My emotions were all over the place, and they still are if I'm being honest. Mom guilt over not feeding my son the "best" way; mom guilt over not missing breastfeeding at all; mom guilt over "needing" to pump as much as I can for as long as I can; mom guilt for having to take my boy to daycare and spend more time with other people's kids than with him; mom guilt over making him spend the majority of his time with people he has never met; mom guilt over wanting to give my all to my baby and my husband and my job and knowing I'm going to have to let some things slide because I am only one human; mom guilt over being a working mom instead of a stay-at-home mom like I had always wanted and planned. Basically, mom guilt over all the things. Which totally isn't of the Lord, but it's there.
God really has been so sweet to me this week, my last week at home with Ben. Sweet friends have loved on our boy by showering him with love and gifts, not for the first time. My mom has offered to watch him during the day two days in a row so I could get things done (mainly work... which turned into mostly errands), then fed us a homemade meal and let us use their shower/tub. Tomorrow promises to be filled with good meals provided by people I love and who love us well. And best of all, my dearest friends have helped me navigate these mom-guilt and anxiety emotions; they have lifted me out of my despair and have assured me that I am doing the very best for our boy, that I'm giving him my everything, that these upcoming transitions are also filled with positive changes for everyone.

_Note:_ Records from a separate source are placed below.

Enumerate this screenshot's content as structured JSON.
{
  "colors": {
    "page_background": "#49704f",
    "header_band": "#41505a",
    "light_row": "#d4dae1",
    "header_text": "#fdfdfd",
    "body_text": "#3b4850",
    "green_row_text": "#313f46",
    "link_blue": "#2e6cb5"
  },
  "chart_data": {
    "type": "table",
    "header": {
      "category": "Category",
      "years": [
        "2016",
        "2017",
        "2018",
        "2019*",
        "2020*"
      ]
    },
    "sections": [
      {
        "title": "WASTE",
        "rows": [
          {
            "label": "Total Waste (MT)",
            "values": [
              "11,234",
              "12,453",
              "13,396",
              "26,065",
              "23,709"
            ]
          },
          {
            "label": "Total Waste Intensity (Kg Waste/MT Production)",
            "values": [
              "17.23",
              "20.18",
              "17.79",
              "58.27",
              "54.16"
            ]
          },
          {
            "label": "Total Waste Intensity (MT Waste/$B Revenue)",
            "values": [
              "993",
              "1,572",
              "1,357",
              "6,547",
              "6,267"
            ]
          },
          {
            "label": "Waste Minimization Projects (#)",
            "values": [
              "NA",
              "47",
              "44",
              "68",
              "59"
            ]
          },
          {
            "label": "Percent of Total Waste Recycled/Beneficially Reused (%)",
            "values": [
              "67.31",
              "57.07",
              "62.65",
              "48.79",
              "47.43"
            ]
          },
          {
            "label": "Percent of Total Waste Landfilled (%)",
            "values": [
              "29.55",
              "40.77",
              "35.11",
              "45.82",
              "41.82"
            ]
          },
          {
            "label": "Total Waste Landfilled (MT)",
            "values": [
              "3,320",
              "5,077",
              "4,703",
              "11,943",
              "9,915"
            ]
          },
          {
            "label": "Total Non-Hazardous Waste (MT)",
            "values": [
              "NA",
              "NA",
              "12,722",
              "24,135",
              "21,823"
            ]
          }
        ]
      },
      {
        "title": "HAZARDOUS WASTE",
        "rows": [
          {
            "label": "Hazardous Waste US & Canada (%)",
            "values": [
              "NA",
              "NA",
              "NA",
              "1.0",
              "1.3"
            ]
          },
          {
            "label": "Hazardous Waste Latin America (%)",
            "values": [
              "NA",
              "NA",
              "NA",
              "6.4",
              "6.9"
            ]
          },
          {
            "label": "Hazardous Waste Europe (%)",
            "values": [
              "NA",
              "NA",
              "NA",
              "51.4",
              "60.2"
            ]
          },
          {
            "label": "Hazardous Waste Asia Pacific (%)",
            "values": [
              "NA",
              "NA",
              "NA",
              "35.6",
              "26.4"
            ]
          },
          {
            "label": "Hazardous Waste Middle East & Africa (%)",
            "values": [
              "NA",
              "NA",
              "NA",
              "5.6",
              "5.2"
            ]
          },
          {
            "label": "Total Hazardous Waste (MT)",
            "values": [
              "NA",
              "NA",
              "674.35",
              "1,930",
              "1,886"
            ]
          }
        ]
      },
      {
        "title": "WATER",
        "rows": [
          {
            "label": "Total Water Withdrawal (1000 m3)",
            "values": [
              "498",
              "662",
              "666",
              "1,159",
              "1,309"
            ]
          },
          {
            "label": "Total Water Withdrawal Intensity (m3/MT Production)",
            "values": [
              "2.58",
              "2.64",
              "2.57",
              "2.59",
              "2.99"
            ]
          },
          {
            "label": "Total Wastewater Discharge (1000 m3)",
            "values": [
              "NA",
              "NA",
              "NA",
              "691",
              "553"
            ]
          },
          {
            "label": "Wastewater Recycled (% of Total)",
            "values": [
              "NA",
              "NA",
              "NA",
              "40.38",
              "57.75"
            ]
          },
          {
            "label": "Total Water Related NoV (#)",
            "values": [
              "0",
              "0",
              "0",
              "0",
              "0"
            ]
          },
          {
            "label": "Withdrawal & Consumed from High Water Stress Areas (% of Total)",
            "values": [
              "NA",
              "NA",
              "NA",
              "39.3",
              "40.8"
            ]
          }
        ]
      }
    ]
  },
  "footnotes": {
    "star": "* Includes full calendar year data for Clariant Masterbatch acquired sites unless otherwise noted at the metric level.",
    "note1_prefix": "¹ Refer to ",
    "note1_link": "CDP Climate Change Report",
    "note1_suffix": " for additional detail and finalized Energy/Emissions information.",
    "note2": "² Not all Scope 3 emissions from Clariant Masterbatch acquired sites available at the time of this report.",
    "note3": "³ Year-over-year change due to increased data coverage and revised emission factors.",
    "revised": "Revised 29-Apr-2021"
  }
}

I get to have a bit of "me" back when I go back to work next week. I felt it slowly returning yesterday as I worked on lesson plans in a sweet little coffee shop close to home. I felt it when my former student let me know that I was missed via a group photo on Instagram. I felt it when another former student sat down at my table as I worked and visited with me, told me that she was ready for me to be back in the halls. I felt it as one of my dearest friends talked me off my ledge, told me that it will be difficult but I will get through it, told me that it will be so good to have the "gang" back together again, told me that I'm doing what God has called me to do in teaching these rascals. And, when I officially end my relationship with my breast pump, I get to reinstate my oh-so-wonderful relationship with coffee. I won't have to pump at work, and I will get to have my caffeine to get me through my demanding work day. Then, I will live for 3:10pm, the weekends, and breaks from school. Our family will live for summer vacation. And that's okay.
This post is all over the place, but that's exactly how life has been for us lately. Dealing with the most urgent matters first, then stemming out into various tasks as they come up. We're planning less these days, learning to go with the flow, learning to savor the quiet moments when they come, learning that the miserable moments won't last forever. And as my sweet ten-week-old baby boy (as of tomorrow) sleeps away all snuggly in my arms, I take a deep breath and remember to savor this moment, too, because it won't last forever either.